C’est pourquoi il est important que nous fassions notre propre culture, notre propre art. Topside Press n’a pas duré, mais deux des personnes impliquées – Casey Plett et Cat Fitzpatrick – ont recommencé une presse trans. Ça s’appelle Petit Chat. Il a déjà réédité le dernier livre de Topside Pendant ce temps, Ailleurs, une anthologie de transspéculative et de science-fiction. Son premier nouveau livre est Faltas: Lettres à tout le monde dans ma ville natale sauf mon violeurde Cécilia Gentili.
La première fois que j’ai entendu l’une des histoires étonnantes de Gentili, c’était lors de ma propre fête du livre, où elle a complètement volé la vedette. Beaucoup de ses histoires parlent de son passé en Argentine, où le trans-ness émerge de différentes coordonnées culturelles : une histoire différente de la colonisation, différentes luttes pour auto-organiser nos vies. Son travail opère le genre de décentrement de l’expérience trans blanche que je retrouve aussi dans Huxtable.
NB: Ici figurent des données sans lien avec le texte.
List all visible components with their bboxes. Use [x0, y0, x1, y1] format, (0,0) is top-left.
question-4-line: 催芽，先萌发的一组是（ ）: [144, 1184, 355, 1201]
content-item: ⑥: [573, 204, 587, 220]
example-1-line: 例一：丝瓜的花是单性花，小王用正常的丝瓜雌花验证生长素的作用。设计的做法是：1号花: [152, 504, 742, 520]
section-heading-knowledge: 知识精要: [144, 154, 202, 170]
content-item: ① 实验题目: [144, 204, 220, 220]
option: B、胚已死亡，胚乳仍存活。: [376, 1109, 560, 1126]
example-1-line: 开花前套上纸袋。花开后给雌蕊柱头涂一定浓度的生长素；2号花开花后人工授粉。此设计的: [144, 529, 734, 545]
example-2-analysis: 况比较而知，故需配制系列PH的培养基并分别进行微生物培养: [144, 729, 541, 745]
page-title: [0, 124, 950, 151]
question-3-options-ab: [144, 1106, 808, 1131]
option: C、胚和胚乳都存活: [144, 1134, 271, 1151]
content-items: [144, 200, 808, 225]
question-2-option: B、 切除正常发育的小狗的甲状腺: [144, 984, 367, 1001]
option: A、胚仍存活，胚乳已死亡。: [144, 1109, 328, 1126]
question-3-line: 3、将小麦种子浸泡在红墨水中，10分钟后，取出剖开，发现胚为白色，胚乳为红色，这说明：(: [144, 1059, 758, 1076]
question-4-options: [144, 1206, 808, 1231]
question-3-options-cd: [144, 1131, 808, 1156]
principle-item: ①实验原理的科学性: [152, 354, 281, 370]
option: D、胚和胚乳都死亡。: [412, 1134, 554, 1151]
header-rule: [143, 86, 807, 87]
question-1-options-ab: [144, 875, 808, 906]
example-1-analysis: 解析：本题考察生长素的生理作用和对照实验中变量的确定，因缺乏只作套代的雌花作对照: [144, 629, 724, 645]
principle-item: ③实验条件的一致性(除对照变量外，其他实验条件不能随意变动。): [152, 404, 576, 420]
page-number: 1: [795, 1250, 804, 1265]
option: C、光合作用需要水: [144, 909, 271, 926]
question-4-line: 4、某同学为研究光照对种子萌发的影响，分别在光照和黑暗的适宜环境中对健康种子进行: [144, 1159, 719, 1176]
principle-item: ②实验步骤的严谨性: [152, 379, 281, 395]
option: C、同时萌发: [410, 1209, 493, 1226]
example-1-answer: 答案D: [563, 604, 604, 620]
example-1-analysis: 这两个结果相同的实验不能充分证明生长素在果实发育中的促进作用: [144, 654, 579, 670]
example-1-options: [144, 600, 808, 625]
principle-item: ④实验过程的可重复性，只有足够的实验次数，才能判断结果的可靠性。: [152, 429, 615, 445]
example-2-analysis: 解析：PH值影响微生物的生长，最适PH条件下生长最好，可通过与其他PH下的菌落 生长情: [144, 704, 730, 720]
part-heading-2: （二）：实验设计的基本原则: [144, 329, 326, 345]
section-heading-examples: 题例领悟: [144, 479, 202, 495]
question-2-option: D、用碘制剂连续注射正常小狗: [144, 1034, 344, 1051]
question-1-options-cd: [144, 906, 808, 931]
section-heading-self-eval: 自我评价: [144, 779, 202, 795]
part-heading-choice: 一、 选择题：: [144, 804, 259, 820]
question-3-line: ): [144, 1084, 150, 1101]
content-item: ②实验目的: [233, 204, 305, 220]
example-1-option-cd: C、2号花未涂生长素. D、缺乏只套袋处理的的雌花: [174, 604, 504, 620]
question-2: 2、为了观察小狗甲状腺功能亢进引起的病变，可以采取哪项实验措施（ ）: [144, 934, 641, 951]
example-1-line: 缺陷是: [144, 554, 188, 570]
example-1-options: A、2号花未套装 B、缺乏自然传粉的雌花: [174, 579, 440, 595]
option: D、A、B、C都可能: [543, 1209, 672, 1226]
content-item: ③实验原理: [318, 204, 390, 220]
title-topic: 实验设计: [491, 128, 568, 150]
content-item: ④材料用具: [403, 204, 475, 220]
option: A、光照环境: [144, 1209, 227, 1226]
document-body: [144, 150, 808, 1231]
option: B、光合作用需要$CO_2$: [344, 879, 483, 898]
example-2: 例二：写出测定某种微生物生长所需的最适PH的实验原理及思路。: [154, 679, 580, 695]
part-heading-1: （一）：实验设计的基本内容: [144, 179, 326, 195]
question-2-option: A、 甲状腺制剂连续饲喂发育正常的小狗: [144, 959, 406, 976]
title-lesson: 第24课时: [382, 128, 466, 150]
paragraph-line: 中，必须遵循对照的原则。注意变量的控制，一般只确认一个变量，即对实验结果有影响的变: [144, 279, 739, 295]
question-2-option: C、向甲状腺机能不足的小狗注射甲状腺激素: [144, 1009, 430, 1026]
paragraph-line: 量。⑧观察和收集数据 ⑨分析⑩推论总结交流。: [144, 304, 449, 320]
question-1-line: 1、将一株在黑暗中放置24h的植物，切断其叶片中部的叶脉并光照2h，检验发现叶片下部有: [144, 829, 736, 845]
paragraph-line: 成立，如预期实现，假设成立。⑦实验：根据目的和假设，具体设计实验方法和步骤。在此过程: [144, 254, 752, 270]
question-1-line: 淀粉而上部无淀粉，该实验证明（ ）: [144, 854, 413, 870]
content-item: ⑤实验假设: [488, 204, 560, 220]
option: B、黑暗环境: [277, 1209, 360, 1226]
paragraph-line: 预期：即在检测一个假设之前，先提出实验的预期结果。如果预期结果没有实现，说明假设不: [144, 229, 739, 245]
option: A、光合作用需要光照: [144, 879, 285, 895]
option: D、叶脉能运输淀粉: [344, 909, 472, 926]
La transsexualité amplifie les inégalités de race et de classe. Ce n’est pas tant une intersection qu’une multiplication. Le récit libéral du progrès était que nous aussi serions validés en tant que sujets porteurs de droits. Que notre droit de faire partie de la vie civique serait enfin accepté. Mais cela dépassait à peine la capacité de quelques transsexuels blancs, instruits et de la classe moyenne (comme moi) à avoir un emploi à temps plein et une hypothèque. Pour les personnes trans de couleur ou coupées des ressources familiales, cela n’a jamais été réel au départ. Et il est maintenant agressivement annulé.
C’est pourquoi il est important que nous bâtissions notre propre culture. Faire notre propre art. Raconter nos propres histoires. Il est important que la culture trans dépasse la gamme imaginaire et émotionnelle des expériences trans blanches, et peut-être aussi au-delà des formes d’art de la classe moyenne comme le roman littéraire.
Chaque femme trans que j’ai rencontrée est une artiste de sa propre vie. Multiplions toutes les façons dont nous pouvons documenter et célébrer cet art.